Thursday, September 15, 2011

A fun reference for mnemophiles

kw: book reviews, nonfiction, words, mnemonics, references

While I have been known to read the dictionary or an encyclopedia for enjoyment, I did not read all of Judy Parkinson's book yet. It is a reference book, titled i before e (except after c): old-school ways to remember stuff, and yes, the title is entirely uncapitalized.

Every language has mnemonics used to recall sundry facts. My wife knows a number of haiku and other short Japanese poems she learned, including one for remembering the years of the Asian Zodiac (2011 is the year of the rabbit), and there are two ways they remember their 72-character phonetic alphabet. One is rhythmic and starts "aa ii uu ee oo ka ki ku ke ko". The other, titled "Iro Wa", and actually spelled i ro ha, is a Buddhist poem about the transitoriness of life, which uses each character exactly once. Of course, they have about 7,500 other characters derived from Chinese that are not phonetic, which explains why 10-12 years of Japanese education are required before one can read a newspaper with ease.

In English, we have, for month duration, "30 days hath September...", the "I before E" rule for non-Germanic words (which means there are hundreds of exceptions, such as "weird" and "seismic"), and for astronomy buffs, "O Be A Fine Girl, Kiss Me" to remember star classes in order: OBAFGKM. The rcent addition of classes R, N and S has lengthened the phrase with "...right now, sweetheart!"

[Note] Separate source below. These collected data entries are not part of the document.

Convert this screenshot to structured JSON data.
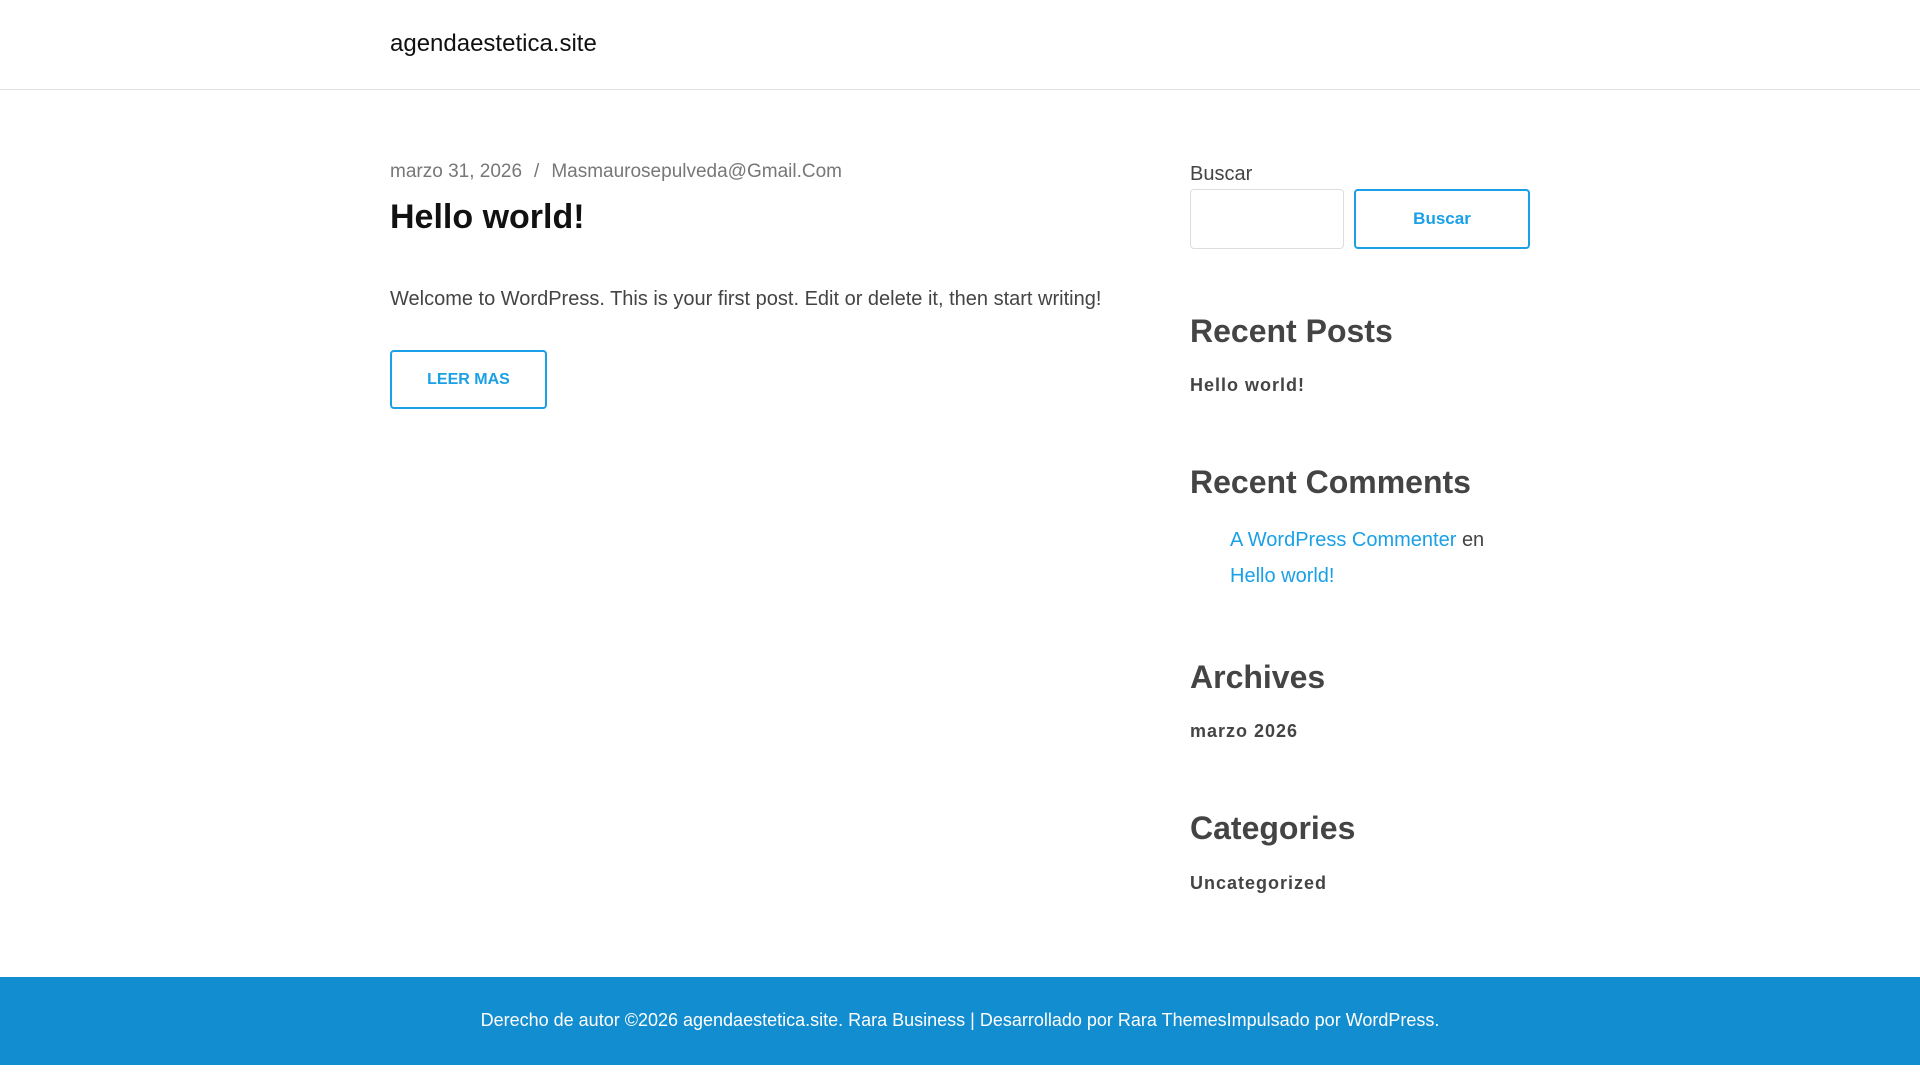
{
  "header": {
    "site_title": "agendaestetica.site"
  },
  "post": {
    "date": "marzo 31, 2026",
    "separator": "/",
    "author": "Masmaurosepulveda@Gmail.Com",
    "title": "Hello world!",
    "excerpt": "Welcome to WordPress. This is your first post. Edit or delete it, then start writing!",
    "read_more": "LEER MAS"
  },
  "sidebar": {
    "search": {
      "label": "Buscar",
      "value": "",
      "button": "Buscar"
    },
    "recent_posts": {
      "title": "Recent Posts",
      "items": [
        "Hello world!"
      ]
    },
    "recent_comments": {
      "title": "Recent Comments",
      "author": "A WordPress Commenter",
      "connector": "en",
      "post": "Hello world!"
    },
    "archives": {
      "title": "Archives",
      "items": [
        "marzo 2026"
      ]
    },
    "categories": {
      "title": "Categories",
      "items": [
        "Uncategorized"
      ]
    }
  },
  "footer": {
    "text": "Derecho de autor ©2026 agendaestetica.site. Rara Business | Desarrollado por Rara ThemesImpulsado por WordPress."
  },
  "colors": {
    "accent": "#1aa0e6",
    "footer_bg": "#128dcf"
  }
}
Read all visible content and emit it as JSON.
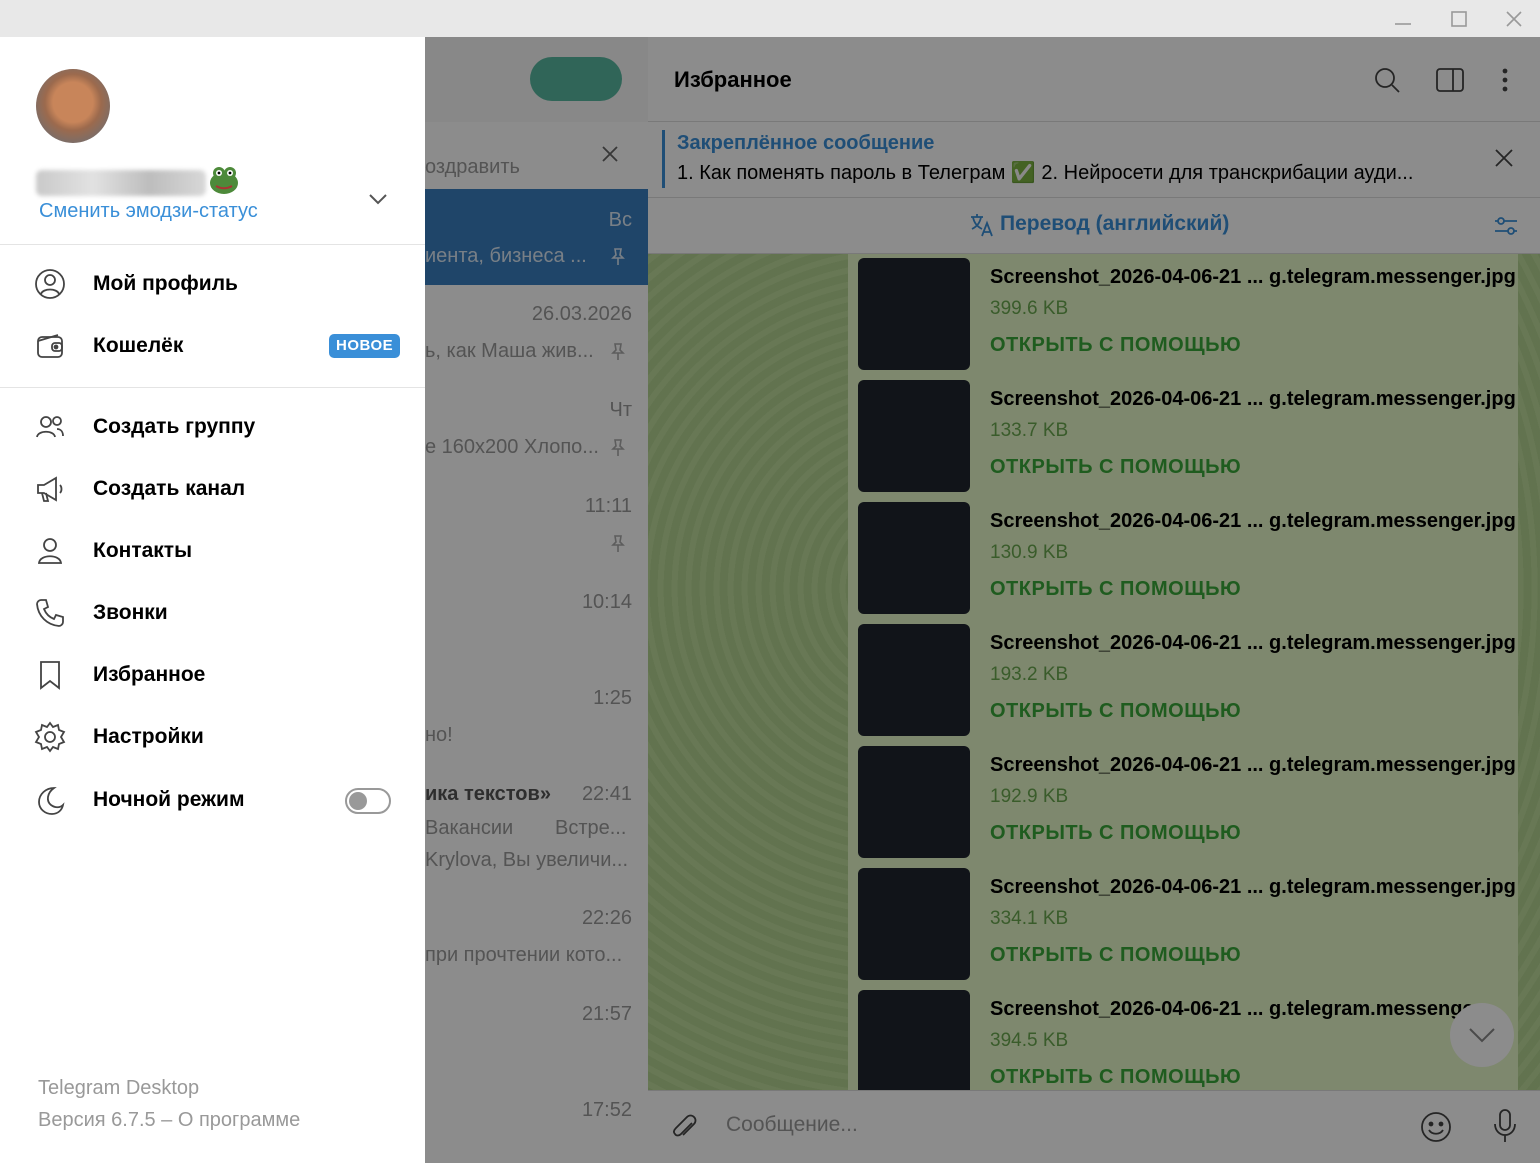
{
  "window": {
    "minimize_icon": "minimize-icon",
    "maximize_icon": "maximize-icon",
    "close_icon": "close-icon"
  },
  "drawer": {
    "change_emoji_status": "Сменить эмодзи-статус",
    "items": [
      {
        "label": "Мой профиль",
        "icon": "profile-icon"
      },
      {
        "label": "Кошелёк",
        "icon": "wallet-icon",
        "badge": "НОВОЕ"
      },
      {
        "label": "Создать группу",
        "icon": "group-icon"
      },
      {
        "label": "Создать канал",
        "icon": "megaphone-icon"
      },
      {
        "label": "Контакты",
        "icon": "contact-icon"
      },
      {
        "label": "Звонки",
        "icon": "phone-icon"
      },
      {
        "label": "Избранное",
        "icon": "bookmark-icon"
      },
      {
        "label": "Настройки",
        "icon": "gear-icon"
      },
      {
        "label": "Ночной режим",
        "icon": "moon-icon",
        "toggle": false
      }
    ],
    "app_name": "Telegram Desktop",
    "version": "Версия 6.7.5 – О программе"
  },
  "chatlist": {
    "items": [
      {
        "snippet": "оздравить",
        "time": ""
      },
      {
        "snippet": "иента, бизнеса ...",
        "time": "Вс"
      },
      {
        "snippet": "ь, как Маша жив...",
        "time": "26.03.2026"
      },
      {
        "snippet": "е 160x200 Хлопо...",
        "time": "Чт"
      },
      {
        "snippet": "",
        "time": "11:11"
      },
      {
        "snippet": "",
        "time": "10:14"
      },
      {
        "snippet": "но!",
        "time": "1:25"
      },
      {
        "snippet": "ика текстов»",
        "time": "22:41"
      },
      {
        "snippet": "Вакансии",
        "time": ""
      },
      {
        "snippet": "Встре...",
        "time": ""
      },
      {
        "snippet": "Krylova, Вы увеличи...",
        "time": ""
      },
      {
        "snippet": "при прочтении кото...",
        "time": "22:26"
      },
      {
        "snippet": "",
        "time": "21:57"
      },
      {
        "snippet": "",
        "time": "17:52"
      }
    ]
  },
  "chat": {
    "title": "Избранное",
    "pinned_title": "Закреплённое сообщение",
    "pinned_text": "1. Как поменять пароль в Телеграм ✅ 2. Нейросети для транскрибации ауди...",
    "translate_label": "Перевод (английский)",
    "open_with": "ОТКРЫТЬ С ПОМОЩЬЮ",
    "files": [
      {
        "name": "Screenshot_2026-04-06-21 ... g.telegram.messenger.jpg",
        "size": "399.6 KB"
      },
      {
        "name": "Screenshot_2026-04-06-21 ... g.telegram.messenger.jpg",
        "size": "133.7 KB"
      },
      {
        "name": "Screenshot_2026-04-06-21 ... g.telegram.messenger.jpg",
        "size": "130.9 KB"
      },
      {
        "name": "Screenshot_2026-04-06-21 ... g.telegram.messenger.jpg",
        "size": "193.2 KB"
      },
      {
        "name": "Screenshot_2026-04-06-21 ... g.telegram.messenger.jpg",
        "size": "192.9 KB"
      },
      {
        "name": "Screenshot_2026-04-06-21 ... g.telegram.messenger.jpg",
        "size": "334.1 KB"
      },
      {
        "name": "Screenshot_2026-04-06-21 ... g.telegram.messenge",
        "size": "394.5 KB"
      }
    ],
    "composer_placeholder": "Сообщение..."
  },
  "colors": {
    "accent": "#3a8fd8",
    "open_green": "#3aa83a",
    "badge_bg": "#3a8fd8"
  }
}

The book's sixteen chapters cover all kinds of things, so rather than be comprehensive here, I'll keep it around and offer tidbits from time to time. Today's is this: Chapter 2 is on spelling words that are most commonly misspelled (or misspelt if you are really old-school). Most of the chapter consists of 75 rules that are almost as hard to remember as the spelling of the words. For example: "A Rat In The House May Eat The Ice Cream" is for ARITHMETIC. Slightly easier is, for distinguishing "capital" from "capitol", "PAris is the capitAl of FrAnce; there is a CapitOl building in WashingtOn." The silliness of memorizing the phrase fixes the two in your mind. My own bottom line is that we just need to remember the hard ones, look them up if needed, and when typing on the computer, trust your spell checker, at least a little: some might be homonyms, but that is a tidbit for another day.